The Task Manager in Windows XP
http://vlaurie.com/computers2/Articles/taskman.htm

 

alright, so i rebooted in safe mode and clicked on administrator...that allowed me to get to task manager.

i typed in explorer.exe...and got this message..."Windows cannot access the specified device, path, or file. You may not have the appropriate permissions to access the item"

 

Right: That was too much to hope for. I am going to have to be content with one small success tonight: You can access the Task Manager!

I am going to have to put out an SOS for help from anybody else who may have a clue as to what to do next, at this stage.
I am getting too tired to continue with this tonight .... my brain has just about come to a full stop.
HELP WANTED HERE, PLEASE !!!

 

i was just about to say the same thing. hopefully someone can come up with something to help out this problem. or, after a good nights rest, you've got something else i can try.

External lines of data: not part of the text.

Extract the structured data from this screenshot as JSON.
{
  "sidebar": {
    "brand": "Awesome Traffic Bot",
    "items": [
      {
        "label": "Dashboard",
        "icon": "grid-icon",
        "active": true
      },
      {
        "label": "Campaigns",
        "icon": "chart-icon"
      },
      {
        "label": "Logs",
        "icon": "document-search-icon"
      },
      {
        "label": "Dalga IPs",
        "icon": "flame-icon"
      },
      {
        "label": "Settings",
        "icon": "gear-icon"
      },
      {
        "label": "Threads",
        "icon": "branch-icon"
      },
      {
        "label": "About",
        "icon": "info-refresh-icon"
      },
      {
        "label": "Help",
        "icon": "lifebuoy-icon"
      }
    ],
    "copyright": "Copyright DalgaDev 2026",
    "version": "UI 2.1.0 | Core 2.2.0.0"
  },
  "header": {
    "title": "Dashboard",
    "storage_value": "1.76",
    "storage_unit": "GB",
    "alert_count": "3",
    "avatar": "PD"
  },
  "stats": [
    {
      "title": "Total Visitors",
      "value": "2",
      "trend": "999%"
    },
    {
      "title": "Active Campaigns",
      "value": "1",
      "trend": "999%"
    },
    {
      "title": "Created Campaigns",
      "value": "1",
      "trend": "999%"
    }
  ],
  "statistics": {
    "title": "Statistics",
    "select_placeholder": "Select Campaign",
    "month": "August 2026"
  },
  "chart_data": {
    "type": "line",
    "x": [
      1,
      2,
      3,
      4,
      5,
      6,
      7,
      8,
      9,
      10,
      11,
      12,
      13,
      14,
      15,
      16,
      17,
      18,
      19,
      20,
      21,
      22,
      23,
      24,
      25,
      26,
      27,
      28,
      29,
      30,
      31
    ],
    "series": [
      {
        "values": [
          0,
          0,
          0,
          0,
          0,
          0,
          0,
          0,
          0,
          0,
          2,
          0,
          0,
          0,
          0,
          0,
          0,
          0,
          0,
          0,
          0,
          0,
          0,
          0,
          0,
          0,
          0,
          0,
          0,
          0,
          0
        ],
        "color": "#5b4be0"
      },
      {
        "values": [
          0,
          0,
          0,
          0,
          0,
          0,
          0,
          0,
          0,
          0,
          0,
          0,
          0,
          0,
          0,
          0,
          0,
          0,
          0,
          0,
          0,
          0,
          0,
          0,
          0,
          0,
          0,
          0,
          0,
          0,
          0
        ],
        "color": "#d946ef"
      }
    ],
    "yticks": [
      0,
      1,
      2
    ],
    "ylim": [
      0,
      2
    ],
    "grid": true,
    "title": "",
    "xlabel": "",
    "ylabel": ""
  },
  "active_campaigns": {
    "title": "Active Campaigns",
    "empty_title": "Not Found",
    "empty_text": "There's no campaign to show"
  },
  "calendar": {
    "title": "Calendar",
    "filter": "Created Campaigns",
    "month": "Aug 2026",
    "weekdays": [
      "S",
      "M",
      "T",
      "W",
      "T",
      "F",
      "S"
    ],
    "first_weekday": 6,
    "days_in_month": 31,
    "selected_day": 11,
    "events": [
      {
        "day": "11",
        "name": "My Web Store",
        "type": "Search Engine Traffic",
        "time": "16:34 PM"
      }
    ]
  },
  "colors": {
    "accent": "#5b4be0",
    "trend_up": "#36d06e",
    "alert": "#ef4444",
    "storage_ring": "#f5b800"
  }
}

thank you again. i really appreciate all the help.

 

You are most welcome.

I have a full weekend coming up, but hopefully I will have a little energy to spend some time with you on Sat &/or Sun evenings.

Best of luck. Will catch up with you later ....

 

Just a last thought to leave with you for the evening ...

I have come across this message a couple of times before and considered that it meant the end of the road for the hard drive: Time to recover your data and buy a new hard drive. That would probably be the obvious conclusion to draw in this case, too.

However, I am inclined to think otherwise in this case (and not only because SeaTools indicated a PASS on its test). It seems to me that this is more likely strictly a malware-instigated, software problem, and not a hardware problem at all.

 

hmm...so if that's the case, can it be reversed/fixed? the hard drive is there and the tests say its fine. but it just wont load one (or more) startup files. that's at least my understanding of it.

like i said a couple days ago, i have a laptop with windows vista. is there a way to connect the 2 computers and transfer those files? or not, since it would be going from vista to xp? just trying to think of some options.

i'm open to trying whatever. i feel like we've made some progress...and that's leaps and bounds ahead of a computer that doesn't work at all. so if you, or anyone else, has any ideas, i'm willing to try them out.